Even though Benedict had discussed the prospect of resigning before the formal announcement, it came as a surprise. For centuries, popes have stayed in office until their deaths. George Weigel of the Ethics and Public Policy Center notes that the last pope to step down this way was Celestine V in 1294. A Vatican spokesman expressed hope that Roman Catholic cardinals would choose a new pope by Easter.

Many evangelical Christians, in spite of important theological differences with Catholics, have viewed Benedict and John Paul favorably because of the leaders’ emphasis on the dignity of human life in all its stages, from the unborn to the sick and elderly. Benedict has also championed religious liberty and has highlighted the threat presented by radical Islam, especially in a controversial 2006 speech in which he favorably quoted a Byzantine emperor who described Muhammad’s endorsement of violence as “evil and inhuman.”

Russell Moore of the Southern Baptist Theological Seminary commented that while he disagreed with Benedict about a number of issues, he believed that evangelicals should applaud his defense of marriage, human life, and religious freedom, and his opposition to Marxist “liberation theology” within the Catholic Church.

Critics argue that one stain on Benedict’s tenure is the continued presence in the Catholic hierarchy of leaders implicated in covering up of widespread sexual abuse of children by priests. Cardinal Roger Mahony—recently stripped of his administrative duties in Los Angeles over revelations that he had helped cover up clergy sexual abuse—will be among the cardinals who will choose the next pope.

Violent reaction

Recent blog posts by an Old Testament professor at Pennsylvania’s Messiah College have raised questions about the Bible’s authority, and how Christians should view the Bible’s violent passages, such as Israel’s destruction of the Canaanites in Joshua 6-11. While conservative Bible scholars would typically argue that those passages do not endorse religious violence in general, they would not normally deny that the episodes were divinely permitted. But Messiah’s Eric Seibert, writing at the religion website Patheos.com, contends that “not everything in the ‘good book’ is either good, or good for us.” He says that Christians can never condone violence, “even when the Bible suggests otherwise.”
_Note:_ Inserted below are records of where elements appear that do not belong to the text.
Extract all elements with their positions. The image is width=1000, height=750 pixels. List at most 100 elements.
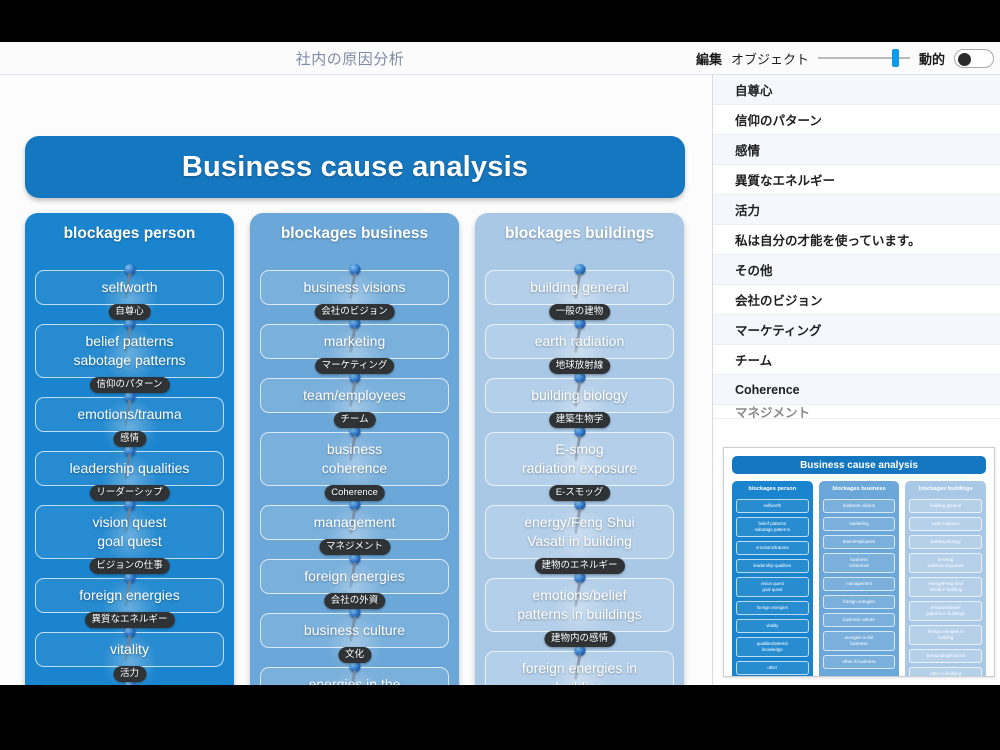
preview-node: E-smog radiation exposure — [909, 553, 983, 573]
diagram-node[interactable]: emotions/trauma 感情 — [35, 391, 224, 458]
diagram-node[interactable]: foreign energies 異質なエネルギー — [35, 572, 224, 639]
node-label: emotions/belief patterns in buildings — [517, 587, 642, 622]
preview-node: energies in the business — [822, 631, 896, 651]
diagram-node[interactable]: team/employees チーム — [260, 372, 449, 439]
node-label: marketing — [323, 333, 386, 349]
list-item[interactable]: 私は自分の才能を使っています。 — [713, 225, 1000, 255]
list-item[interactable]: マーケティング — [713, 315, 1000, 345]
dynamic-label: 動的 — [918, 51, 945, 67]
diagram-node[interactable]: emotions/belief patterns in buildings 建物内の… — [485, 572, 674, 647]
diagram-node[interactable]: business culture 文化 — [260, 607, 449, 674]
preview-node: emotions/belief patterns in buildings — [909, 601, 983, 621]
body-split: Business cause analysis blockages person… — [0, 75, 1000, 685]
diagram-node[interactable]: energies in thebusiness会社のエネルギー — [260, 661, 449, 685]
node-tooltip: マーケティング — [314, 358, 395, 374]
node-tooltip: 会社のビジョン — [314, 304, 395, 320]
node-label: foreign energies — [79, 587, 180, 603]
list-item[interactable]: チーム — [713, 345, 1000, 375]
toggle-knob — [958, 52, 971, 66]
diagram-canvas[interactable]: Business cause analysis blockages person… — [0, 75, 712, 685]
diagram-node[interactable]: earth radiation 地球放射線 — [485, 318, 674, 385]
list-item[interactable]: 感情 — [713, 135, 1000, 165]
diagram-node[interactable]: E-smog radiation exposure E-スモッグ — [485, 426, 674, 501]
node-label: energies in thebusiness — [308, 676, 401, 685]
list-item[interactable]: 会社のビジョン — [713, 285, 1000, 315]
list-item[interactable]: 異質なエネルギー — [713, 165, 1000, 195]
preview-columns: blockages person selfworth belief patterns… — [732, 481, 987, 676]
node-label: belief patterns sabotage patterns — [73, 333, 186, 368]
right-sidebar: 自尊心 信仰のパターン 感情 異質なエネルギー 活力 私は自分の才能を使っています。 その他… — [713, 75, 1000, 685]
preview-node: business visions — [822, 499, 896, 513]
diagram-column[interactable]: blockages business business visions 会社のビジョ… — [250, 213, 459, 685]
diagram-node[interactable]: vision quest goal quest ビジョンの仕事 — [35, 499, 224, 574]
preview-node: management — [822, 577, 896, 591]
node-tooltip: リーダーシップ — [89, 485, 170, 501]
node-tooltip: 文化 — [337, 647, 372, 663]
node-tooltip: 建物のエネルギー — [534, 558, 625, 574]
app-window: 社内の原因分析 編集 オブジェクト 動的 Business cause anal… — [0, 42, 1000, 685]
preview-node: qualities/talents/knowledge — [736, 637, 809, 657]
diagram-node[interactable]: business visions 会社のビジョン — [260, 264, 449, 331]
node-label: team/employees — [303, 387, 406, 403]
node-label: management — [313, 514, 396, 530]
pin-marker-icon — [573, 264, 585, 299]
column-title: blockages buildings — [505, 225, 654, 242]
diagram-column[interactable]: blockages person selfworth 自尊心 belief patte… — [25, 213, 234, 685]
diagram-node[interactable]: leadership qualities リーダーシップ — [35, 445, 224, 512]
diagram-node[interactable]: selfworth 自尊心 — [35, 264, 224, 331]
node-label: leadership qualities — [69, 460, 190, 476]
diagram-node[interactable]: building biology 建築生物学 — [485, 372, 674, 439]
object-list[interactable]: 自尊心 信仰のパターン 感情 異質なエネルギー 活力 私は自分の才能を使っています。 その他… — [713, 75, 1000, 437]
preview-node: foreign energies in building — [909, 625, 983, 645]
preview-node: leadership qualities — [736, 559, 809, 573]
list-item[interactable]: 活力 — [713, 195, 1000, 225]
preview-thumbnail[interactable]: Business cause analysis blockages person… — [723, 447, 995, 677]
node-tooltip: E-スモッグ — [548, 485, 611, 501]
object-button[interactable]: オブジェクト — [731, 49, 809, 68]
node-label: foreign energies inbuilding — [521, 660, 638, 685]
diagram-node[interactable]: management マネジメント — [260, 499, 449, 566]
preview-node: other — [736, 661, 809, 675]
preview-node: other in business — [822, 655, 896, 669]
preview-banner-title: Business cause analysis — [732, 456, 986, 474]
slider-handle[interactable] — [891, 49, 899, 67]
list-item[interactable]: Coherence — [713, 375, 1000, 405]
preview-column-title: blockages business — [832, 486, 886, 492]
preview-node: vision quest goal quest — [736, 577, 809, 597]
pin-marker-icon — [123, 264, 135, 299]
diagram-banner[interactable]: Business cause analysis — [25, 136, 685, 198]
diagram-node[interactable]: foreign energies 会社の外資 — [260, 553, 449, 620]
preview-node: business coherence — [822, 553, 896, 573]
edit-button[interactable]: 編集 — [696, 49, 722, 68]
list-item[interactable]: 自尊心 — [713, 75, 1000, 105]
preview-node: energy/Feng Shui Vasati in building — [909, 577, 983, 597]
column-title: blockages person — [63, 225, 196, 242]
zoom-slider[interactable] — [817, 49, 910, 67]
list-item[interactable]: 信仰のパターン — [713, 105, 1000, 135]
list-item[interactable]: マネジメント — [713, 405, 1000, 419]
diagram-node[interactable]: business coherence Coherence — [260, 426, 449, 501]
node-label: energy/Feng Shui Vasati in building — [524, 514, 635, 549]
preview-node: business culture — [822, 613, 896, 627]
diagram-node[interactable]: vitality 活力 — [35, 626, 224, 685]
preview-column: blockages person selfworth belief patterns… — [732, 481, 813, 676]
node-label: vision quest goal quest — [92, 514, 167, 549]
diagram-node[interactable]: belief patterns sabotage patterns 信仰のパターン — [35, 318, 224, 393]
diagram-node[interactable]: building general 一般の建物 — [485, 264, 674, 331]
node-tooltip: 建築生物学 — [548, 412, 611, 428]
column-title: blockages business — [280, 225, 429, 242]
preview-node: building biology — [909, 535, 983, 549]
diagram-node[interactable]: marketing マーケティング — [260, 318, 449, 385]
preview-node: team/employees — [822, 535, 896, 549]
diagram-column[interactable]: blockages buildings building general 一般の建物… — [475, 213, 684, 685]
diagram-node[interactable]: energy/Feng Shui Vasati in building 建物のエネル… — [485, 499, 674, 574]
preview-column: blockages buildings building general earth… — [905, 481, 987, 676]
node-label: business visions — [303, 279, 406, 295]
dynamic-toggle[interactable] — [954, 48, 994, 68]
node-tooltip: 自尊心 — [108, 304, 151, 320]
diagram-node[interactable]: foreign energies inbuilding建物内の外国エネルギー — [485, 645, 674, 685]
preview-node: building general — [909, 499, 983, 513]
preview-node: surrounding/location — [909, 649, 983, 663]
node-label: foreign energies — [304, 568, 405, 584]
list-item[interactable]: その他 — [713, 255, 1000, 285]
Seibert, author of The Violence of Scripture: Overcoming the Old Testament’s Troubling Legacy, and a minister in the Brethren in Christ denomination, laments that the Bible’s violent passages have “been used to justify warfare, oppress women, condemn gays and lesbians, support slavery, and legitimate colonization, to name just a few of its troubling legacies.” Boyce College professor Owen Strachan calls Seibert’s views “shameful,” especially considering that Seibert teaches at what is generally regarded as an evangelical college. “Whatever God does is right,” Strachan says, and “all that God teaches us in Scripture is right.” Strachan suggested on Twitter that Messiah administrators should fire Seibert, because his views clearly clash with the college’s statement of faith.

The pacifist Brethren in Christ Church, the founding denomination of Messiah College, affirms on its website that the whole Bible is the “authoritative and reliable Word of God,” but it also subordinates the Old Testament to the New, saying that the New Testament must serve “as interpreter of the Old.” The college’s “nonsectarian” statement of faith affirms that the Bible is “the inspired, trustworthy and authoritative Scripture.” —T.K.